How to tell if an element of a quotient ring is a zero divisor

I am looking at Hartshorne Example III.9.8.4., p260. He says that $a$ is not a zero divisor in $k[a,x,y,z]/I$, where $$ I = (a^2(x+1) -z^2, ax(x+1)-yz, xz-ay,y^2-x^2(x+1)). $$ Is there a good way to see this?

Let me replace $a$ with $w.$ First, consider the domain $S = k[x,y]/(y^2-x^2(x+1)).$ Then $S[z,w]$ is a graded ring ($\mathbb N$-grading) generated in degree $1$ over $S$ by $\{z,w\}.$ Now $w^2(x+1)-z^2,wx(x+1)-yz,xz-wy$ are homogeneous elements of $S[z,w]$ of respective degrees $2,1,1.$ Thus the ideal generated by these elements is homogeneous, and the quotient $R = S[z,w]/(w^2(x+1)-z^2,wx(x+1)-yz,xz-wy)$ is graded.

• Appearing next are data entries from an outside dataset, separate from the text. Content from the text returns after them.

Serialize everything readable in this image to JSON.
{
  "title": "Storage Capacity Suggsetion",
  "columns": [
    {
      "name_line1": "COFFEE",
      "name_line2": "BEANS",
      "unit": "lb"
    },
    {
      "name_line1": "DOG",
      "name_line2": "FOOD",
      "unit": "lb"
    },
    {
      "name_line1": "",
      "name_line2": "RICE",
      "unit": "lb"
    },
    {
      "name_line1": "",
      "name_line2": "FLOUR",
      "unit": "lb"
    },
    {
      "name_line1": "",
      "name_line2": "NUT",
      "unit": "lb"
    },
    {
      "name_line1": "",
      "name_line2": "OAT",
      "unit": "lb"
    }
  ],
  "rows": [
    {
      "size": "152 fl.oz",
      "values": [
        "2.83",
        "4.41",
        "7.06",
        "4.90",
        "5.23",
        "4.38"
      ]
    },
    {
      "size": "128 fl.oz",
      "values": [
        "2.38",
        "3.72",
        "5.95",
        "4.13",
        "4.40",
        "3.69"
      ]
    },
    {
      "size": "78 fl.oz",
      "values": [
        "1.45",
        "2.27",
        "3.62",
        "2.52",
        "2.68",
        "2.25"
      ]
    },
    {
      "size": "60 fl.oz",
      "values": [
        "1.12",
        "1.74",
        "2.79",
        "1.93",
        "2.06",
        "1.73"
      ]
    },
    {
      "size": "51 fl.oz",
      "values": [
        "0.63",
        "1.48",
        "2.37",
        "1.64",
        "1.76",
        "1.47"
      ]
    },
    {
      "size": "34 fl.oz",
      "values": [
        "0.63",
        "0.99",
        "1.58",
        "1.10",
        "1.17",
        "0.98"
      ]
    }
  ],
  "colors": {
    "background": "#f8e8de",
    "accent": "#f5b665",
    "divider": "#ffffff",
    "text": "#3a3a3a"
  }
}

In particular, both $z,w$ still have degree $1$ in the quotient ($x,y$ are in degree $0$) and so cannot possibly be zerodivisors, since their products with any nontrivial elements must have degree at least $1.$ But $R = k[x,y,z,w]/(w^2(x+1)-z^2,wx(x+1)-yz,xz-wy,y^2-x^2(x+1))$ is exactly our original ring, so we are done.

Edit:

This argument about degrees isn't very convincing. How about the following:

The quotient ring $S = k[x,y,z] / \langle y^2 - x^2(x+1) \rangle$ is a domain, so injects into its quotient field $Q(S)$. This yields an injection $S[a] \hookrightarrow Q(S)[a]$. Now let $J \subset S[a]$ be defined by the three remaining relations. Over $Q(S)[a]$, these all reduce to $a = xz/y$, so $Q(S)[a] / JQ(S)[a] = Q(S)$. Thus there is a canonical map $S[a]/J \to Q(S)$ such that $a \mapsto xz/y$. It is clear that if $a$ is a zero-divisor, then this map must send $a$ to $0$, which is false. Hence $a$ cannot be a zero-divisor.